Springfield has temporarily abandoned an incentive package plan for the Brody Corners multi-use project. The plan would have resulted in $3.2 million returned to the developer through tax-increment financing (TIF). Regardless of how it came about (there were accusations of the process being rushed and lawmakers who felt uninformed), the demise of this package is good for the city of Springfield.
This TIF incentive package was previously touted as imposing “no financial risk” on the city, but there’s simply no way to guarantee that a TIF agreement will not have negative financial effects on a city. Along with the numerous other problems posed by TIF (as outlined in my new paper), TIF can pose a financial risk to cities, and it has in Missouri on several occasions across several decades.
In the 1990s, the St. Louis Marketplace TIF bonds were backed by the city, meaning that the city was on the hook for the bond payments if the project did not generate enough revenue. Spoiler alert: it didn’t. A similar situation took place in Independence, Missouri, when a TIF project anchored by a Bass Pro shop failed to meet sales-tax revenue projections, so lawmakers used $3.5 million from the general fund to cover the shortfall in the bond payment.

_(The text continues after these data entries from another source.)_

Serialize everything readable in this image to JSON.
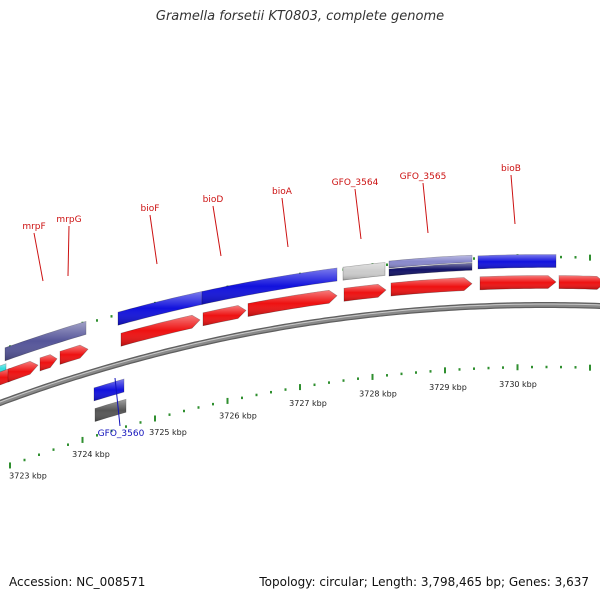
{
  "title": "Gramella forsetii KT0803, complete genome",
  "footer": {
    "accession": "Accession: NC_008571",
    "summary": "Topology: circular; Length: 3,798,465 bp; Genes: 3,637"
  },
  "colors": {
    "backbone": "#8a8a8a",
    "tick": "#2f8f2f",
    "label_top": "#cc1111",
    "label_bottom": "#1111bb",
    "forward_red": "#ee1111",
    "blue": "#1111dd",
    "dark_navy": "#111166",
    "slate": "#555599",
    "lavender": "#8888cc",
    "light_grey": "#cccccc",
    "dark_grey": "#555555",
    "cyan": "#33dddd"
  },
  "scale": {
    "unit": "kbp",
    "labels": [
      "3723 kbp",
      "3724 kbp",
      "3725 kbp",
      "3726 kbp",
      "3727 kbp",
      "3728 kbp",
      "3729 kbp",
      "3730 kbp"
    ]
  },
  "labels": {
    "top": [
      "mrpF",
      "mrpG",
      "bioF",
      "bioD",
      "bioA",
      "GFO_3564",
      "GFO_3565",
      "bioB"
    ],
    "bottom": [
      "GFO_3560"
    ]
  }
}
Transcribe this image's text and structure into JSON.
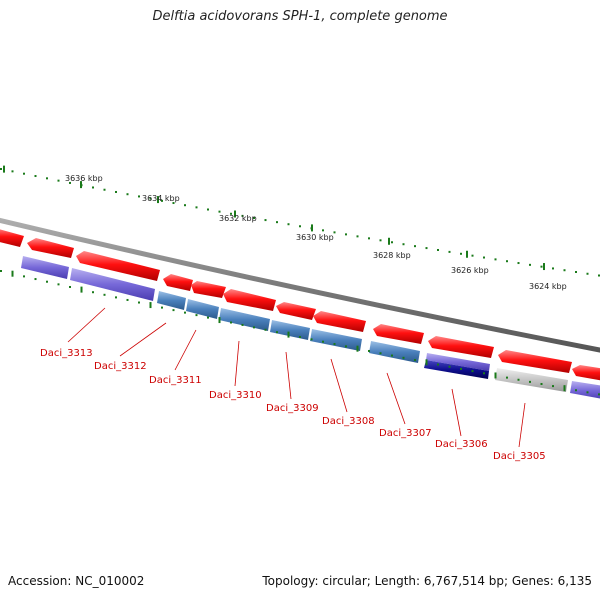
{
  "title": "Delftia acidovorans SPH-1, complete genome",
  "accession": "Accession: NC_010002",
  "summary": "Topology: circular; Length: 6,767,514 bp; Genes: 6,135",
  "ruler": {
    "ticks": [
      "3636 kbp",
      "3634 kbp",
      "3632 kbp",
      "3630 kbp",
      "3628 kbp",
      "3626 kbp",
      "3624 kbp"
    ]
  },
  "genes": {
    "forward": [
      {
        "strand": "+",
        "kind": "protein",
        "color": "#ff0000"
      }
    ],
    "labels": [
      "Daci_3313",
      "Daci_3312",
      "Daci_3311",
      "Daci_3310",
      "Daci_3309",
      "Daci_3308",
      "Daci_3307",
      "Daci_3306",
      "Daci_3305"
    ]
  },
  "colors": {
    "backbone": "#808080",
    "forward_gene": "#ff0000",
    "reverse_gene": "#7060d0",
    "steel_gene": "#4a7fb8",
    "navy_gene": "#000080",
    "grey_gene": "#bbbbbb",
    "ruler": "#1a7a1a",
    "label": "#cc0000"
  }
}
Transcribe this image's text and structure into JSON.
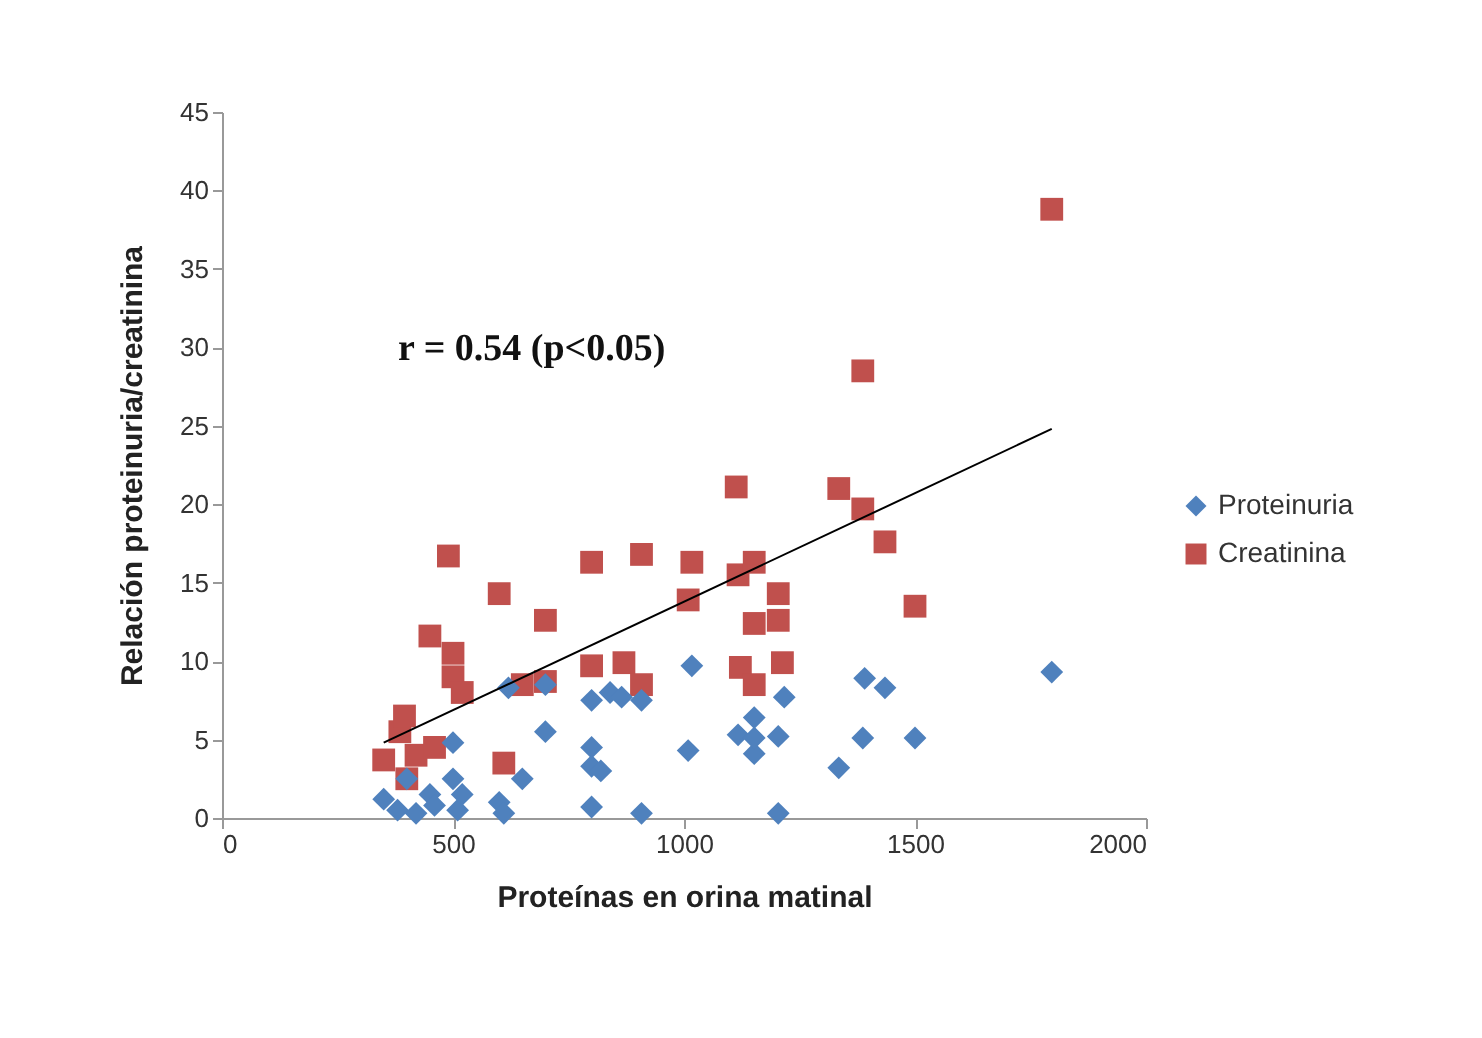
{
  "chart_data": {
    "type": "scatter",
    "xlabel": "Proteínas en orina matinal",
    "ylabel": "Relación proteinuria/creatinina",
    "annotations": [
      "r = 0.54 (p<0.05)"
    ],
    "xlim": [
      0,
      2000
    ],
    "ylim": [
      0,
      45
    ],
    "xticks": [
      0,
      500,
      1000,
      1500,
      2000
    ],
    "yticks": [
      0,
      5,
      10,
      15,
      20,
      25,
      30,
      35,
      40,
      45
    ],
    "grid": false,
    "legend": "right",
    "series": [
      {
        "name": "Proteinuria",
        "color": "#4f81bd",
        "marker": "diamond",
        "x": [
          350,
          380,
          400,
          420,
          450,
          460,
          500,
          500,
          510,
          520,
          600,
          610,
          620,
          650,
          700,
          700,
          800,
          800,
          800,
          820,
          800,
          840,
          865,
          908,
          908,
          1009,
          1017,
          1117,
          1152,
          1152,
          1152,
          1204,
          1204,
          1217,
          1335,
          1387,
          1391,
          1435,
          1500,
          1796
        ],
        "values": [
          1.2,
          0.5,
          2.5,
          0.3,
          1.5,
          0.8,
          2.5,
          4.8,
          0.5,
          1.5,
          1.0,
          0.3,
          8.3,
          2.5,
          5.5,
          8.5,
          7.5,
          4.5,
          3.3,
          3.0,
          0.7,
          8.0,
          7.7,
          7.5,
          0.3,
          4.3,
          9.7,
          5.3,
          6.4,
          4.1,
          5.1,
          5.2,
          0.3,
          7.7,
          3.2,
          5.1,
          8.9,
          8.3,
          5.1,
          9.3
        ]
      },
      {
        "name": "Creatinina",
        "color": "#c0504d",
        "marker": "square",
        "x": [
          350,
          385,
          395,
          400,
          420,
          450,
          460,
          490,
          500,
          500,
          520,
          600,
          610,
          650,
          700,
          700,
          800,
          800,
          870,
          908,
          908,
          1009,
          1017,
          1113,
          1117,
          1122,
          1152,
          1152,
          1152,
          1204,
          1204,
          1213,
          1335,
          1387,
          1387,
          1435,
          1500,
          1796
        ],
        "values": [
          3.7,
          5.5,
          6.5,
          2.5,
          4.0,
          11.6,
          4.5,
          16.7,
          10.5,
          9.0,
          8.0,
          14.3,
          3.5,
          8.5,
          12.6,
          8.7,
          16.3,
          9.7,
          9.9,
          16.8,
          8.5,
          13.9,
          16.3,
          21.1,
          15.5,
          9.6,
          16.3,
          12.4,
          8.5,
          14.3,
          12.6,
          9.9,
          21.0,
          28.5,
          19.7,
          17.6,
          13.5,
          38.8
        ]
      },
      {
        "type": "line",
        "color": "#000000",
        "x": [
          350,
          1796
        ],
        "values": [
          4.8,
          24.8
        ]
      }
    ]
  }
}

While these situations aren’t a normal occurrence, there’s clearly no guarantee that TIF won’t present a huge financial burden to the city. Apparently, this is a lesson that Missouri municipalities cannot learn. Local lawmakers should be wary of TIF and bold statements like those made about the Brody Corners project. Its good news for Springfield that this plan was dismissed, and hopefully it won’t return in the new year.